Man könnte Schröders berufliche Eskapaden als Marotten eines alternden Polit-Pensionärs abtun. Doch damit täte man sich es zu einfach

Zweitens sind in der SPD noch einige andere unterwegs, die für eine Hinwendung zu Russland streiten und dafür – sei es offen oder im Hintergrund – zielstrebig und engagiert arbeiten. Martin Schulz, der Kanzlerkandidat, und Hubertus Heil aus Peine, der Generalsekretär, zählen nicht dazu. Beide haben sich ziemlich deutlich von Schröders Verhalten distanziert.
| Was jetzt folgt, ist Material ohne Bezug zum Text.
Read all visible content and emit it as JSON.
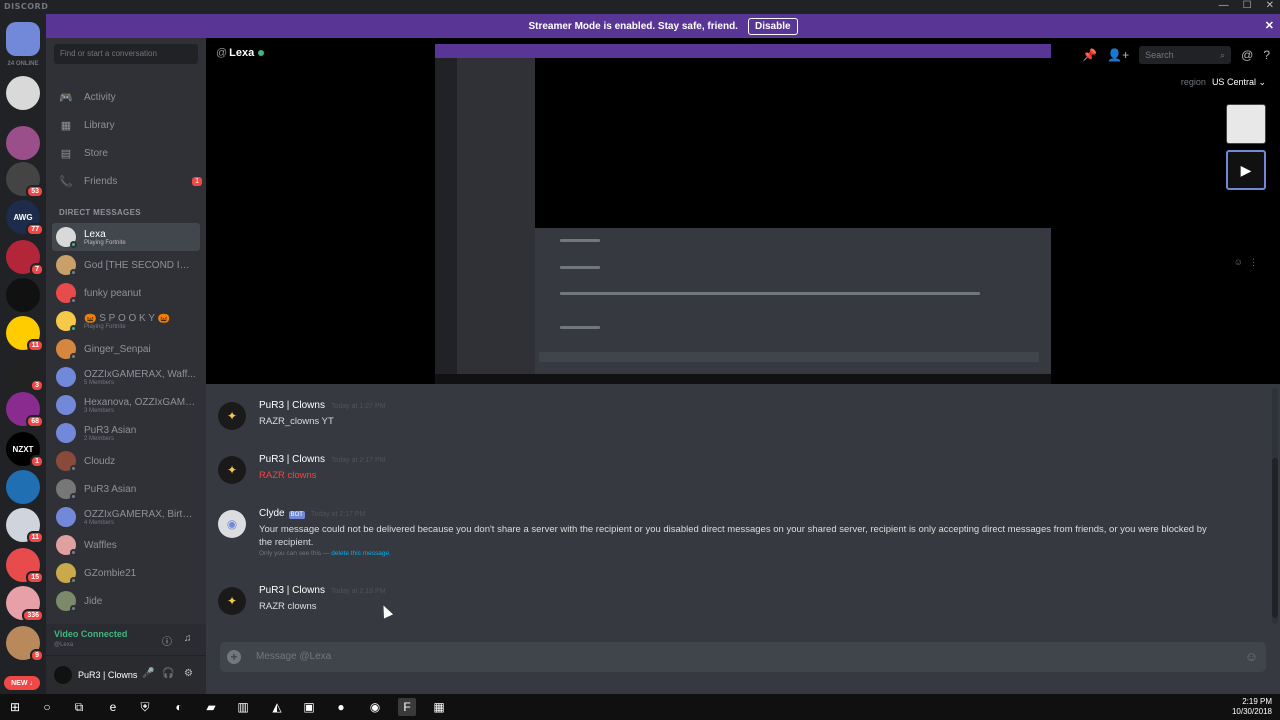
{
  "app": {
    "name": "DISCORD"
  },
  "window": {
    "controls": [
      "—",
      "☐",
      "✕"
    ]
  },
  "streamer": {
    "message": "Streamer Mode is enabled. Stay safe, friend.",
    "disable_label": "Disable",
    "close": "✕"
  },
  "guilds": {
    "online_count": "24 ONLINE",
    "items": [
      {
        "label": "",
        "color": "#7289da",
        "badge": ""
      },
      {
        "label": "",
        "color": "#d9d9d9",
        "badge": ""
      },
      {
        "label": "",
        "color": "#9b4f8a",
        "badge": ""
      },
      {
        "label": "",
        "color": "#444444",
        "badge": "53"
      },
      {
        "label": "AWG",
        "color": "#1d2c4a",
        "badge": "77"
      },
      {
        "label": "",
        "color": "#b3263a",
        "badge": "7"
      },
      {
        "label": "",
        "color": "#111111",
        "badge": ""
      },
      {
        "label": "",
        "color": "#ffcc00",
        "badge": "11"
      },
      {
        "label": "",
        "color": "#222222",
        "badge": "3"
      },
      {
        "label": "",
        "color": "#8a2b8f",
        "badge": "68"
      },
      {
        "label": "NZXT",
        "color": "#000000",
        "badge": "1"
      },
      {
        "label": "",
        "color": "#1f6fb2",
        "badge": ""
      },
      {
        "label": "",
        "color": "#d0d4dc",
        "badge": "11"
      },
      {
        "label": "",
        "color": "#e84b4b",
        "badge": "15"
      },
      {
        "label": "",
        "color": "#e8a0a8",
        "badge": "336"
      },
      {
        "label": "",
        "color": "#b9895b",
        "badge": "9"
      }
    ],
    "new_label": "NEW ↓"
  },
  "sidebar": {
    "search_placeholder": "Find or start a conversation",
    "nav": [
      {
        "label": "Activity",
        "icon": "gamepad-icon",
        "glyph": "🎮",
        "count": ""
      },
      {
        "label": "Library",
        "icon": "library-icon",
        "glyph": "▦",
        "count": ""
      },
      {
        "label": "Store",
        "icon": "store-icon",
        "glyph": "▤",
        "count": ""
      },
      {
        "label": "Friends",
        "icon": "friends-icon",
        "glyph": "📞",
        "count": "1"
      }
    ],
    "dm_header": "DIRECT MESSAGES",
    "dms": [
      {
        "name": "Lexa",
        "sub": "Playing Fortnite",
        "color": "#d9d9d9",
        "status": "#43b581",
        "active": true
      },
      {
        "name": "God [THE SECOND INC...",
        "sub": "",
        "color": "#caa06a",
        "status": "#747f8d"
      },
      {
        "name": "funky peanut",
        "sub": "",
        "color": "#e84b4b",
        "status": "#747f8d"
      },
      {
        "name": "🎃 S P O O K Y 🎃",
        "sub": "Playing Fortnite",
        "color": "#f7c948",
        "status": "#43b581"
      },
      {
        "name": "Ginger_Senpai",
        "sub": "",
        "color": "#d5863f",
        "status": "#747f8d"
      },
      {
        "name": "OZZIxGAMERAX, Waff...",
        "sub": "5 Members",
        "color": "#7289da",
        "status": ""
      },
      {
        "name": "Hexanova, OZZIxGAME...",
        "sub": "3 Members",
        "color": "#7289da",
        "status": ""
      },
      {
        "name": "PuR3 Asian",
        "sub": "2 Members",
        "color": "#7289da",
        "status": ""
      },
      {
        "name": "Cloudz",
        "sub": "",
        "color": "#8a4a3a",
        "status": "#747f8d"
      },
      {
        "name": "PuR3 Asian",
        "sub": "",
        "color": "#777777",
        "status": "#747f8d"
      },
      {
        "name": "OZZIxGAMERAX, Birth...",
        "sub": "4 Members",
        "color": "#7289da",
        "status": ""
      },
      {
        "name": "Waffles",
        "sub": "",
        "color": "#e0a0a0",
        "status": "#747f8d"
      },
      {
        "name": "GZombie21",
        "sub": "",
        "color": "#c9a94a",
        "status": "#747f8d"
      },
      {
        "name": "Jide",
        "sub": "",
        "color": "#7a8a6a",
        "status": "#747f8d"
      }
    ],
    "voice": {
      "status": "Video Connected",
      "sub": "@Lexa",
      "icons": [
        "ⓘ",
        "♫"
      ]
    },
    "user": {
      "name": "PuR3 | Clowns",
      "icons": [
        "🎤",
        "🎧",
        "⚙"
      ]
    }
  },
  "chat": {
    "title": "Lexa",
    "at": "@",
    "search_placeholder": "Search",
    "top_icons": [
      "📌",
      "👤+",
      "@",
      "?"
    ],
    "region_label": "region",
    "region_value": "US Central ⌄",
    "messages": [
      {
        "author": "PuR3 | Clowns",
        "time": "Today at 1:27 PM",
        "text": "RAZR_clowns YT",
        "red": false,
        "bot": false
      },
      {
        "author": "PuR3 | Clowns",
        "time": "Today at 2:17 PM",
        "text": "RAZR clowns",
        "red": true,
        "bot": false
      },
      {
        "author": "Clyde",
        "bot_tag": "BOT",
        "time": "Today at 2:17 PM",
        "text": "Your message could not be delivered because you don't share a server with the recipient or you disabled direct messages on your shared server, recipient is only accepting direct messages from friends, or you were blocked by the recipient.",
        "note": "Only you can see this — ",
        "note_link": "delete this message.",
        "red": false,
        "bot": true
      },
      {
        "author": "PuR3 | Clowns",
        "time": "Today at 2:18 PM",
        "text": "RAZR clowns",
        "red": false,
        "bot": false
      }
    ],
    "composer_placeholder": "Message @Lexa"
  },
  "taskbar": {
    "icons": [
      {
        "name": "start-icon",
        "glyph": "⊞"
      },
      {
        "name": "cortana-icon",
        "glyph": "○"
      },
      {
        "name": "task-view-icon",
        "glyph": "⧉"
      },
      {
        "name": "edge-icon",
        "glyph": "e"
      },
      {
        "name": "defender-icon",
        "glyph": "⛨"
      },
      {
        "name": "steam-icon",
        "glyph": "◐"
      },
      {
        "name": "explorer-icon",
        "glyph": "▰"
      },
      {
        "name": "app-icon",
        "glyph": "▥"
      },
      {
        "name": "app-icon-2",
        "glyph": "◭"
      },
      {
        "name": "app-icon-3",
        "glyph": "▣"
      },
      {
        "name": "spotify-icon",
        "glyph": "●"
      },
      {
        "name": "discord-icon",
        "glyph": "◉"
      },
      {
        "name": "fortnite-icon",
        "glyph": "F"
      },
      {
        "name": "app-icon-4",
        "glyph": "▦"
      }
    ],
    "time": "2:19 PM",
    "date": "10/30/2018"
  }
}
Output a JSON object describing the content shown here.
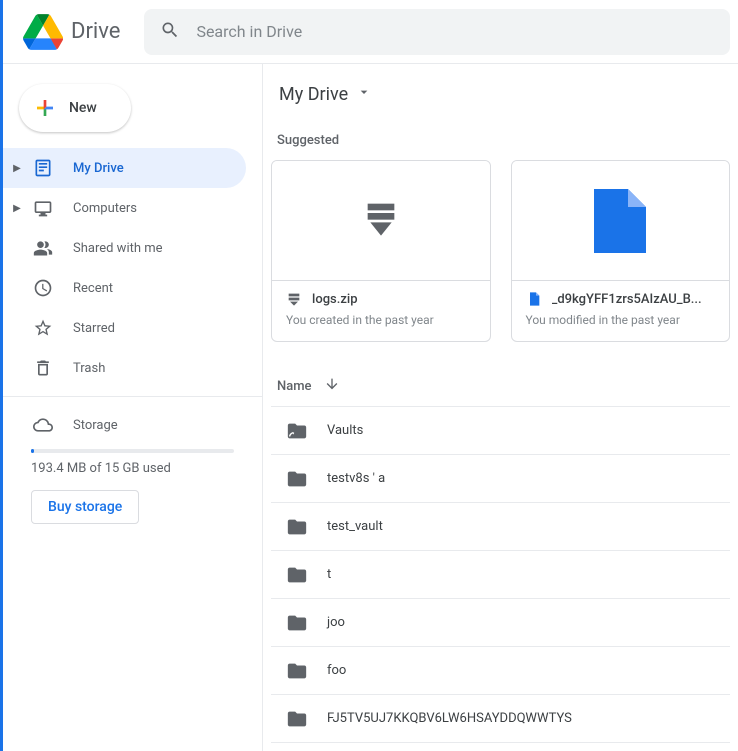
{
  "app": {
    "name": "Drive"
  },
  "search": {
    "placeholder": "Search in Drive"
  },
  "newBtn": {
    "label": "New"
  },
  "nav": {
    "myDrive": "My Drive",
    "computers": "Computers",
    "shared": "Shared with me",
    "recent": "Recent",
    "starred": "Starred",
    "trash": "Trash",
    "storage": "Storage"
  },
  "storage": {
    "text": "193.4 MB of 15 GB used",
    "buy": "Buy storage"
  },
  "breadcrumb": "My Drive",
  "sections": {
    "suggested": "Suggested",
    "name": "Name"
  },
  "suggested": [
    {
      "title": "logs.zip",
      "sub": "You created in the past year"
    },
    {
      "title": "_d9kgYFF1zrs5AIzAU_B...",
      "sub": "You modified in the past year"
    }
  ],
  "files": [
    {
      "name": "Vaults",
      "icon": "shortcut-folder"
    },
    {
      "name": "testv8s ' a",
      "icon": "folder"
    },
    {
      "name": "test_vault",
      "icon": "folder"
    },
    {
      "name": "t",
      "icon": "folder"
    },
    {
      "name": "joo",
      "icon": "folder"
    },
    {
      "name": "foo",
      "icon": "folder"
    },
    {
      "name": "FJ5TV5UJ7KKQBV6LW6HSAYDDQWWTYS",
      "icon": "folder"
    }
  ]
}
Den Schröder-Kurs aber, die Annäherung an die Machthaber in Moskau trotz Krim-Annexion und Menschenrechtsverletzungen, konnten sie damit nicht bändigen.

Diese Kraftprobe zur außenpolitischen Strategie steht der SPD noch bevor. Da ist es nur ein schwacher Trost, dass auch CDU, FDP und Grünen eine ähnliche Auseinandersetzung droht. Nur die AfD ist weiter – dort sind die Putin-Freunde heute schon in der klaren Mehrheit.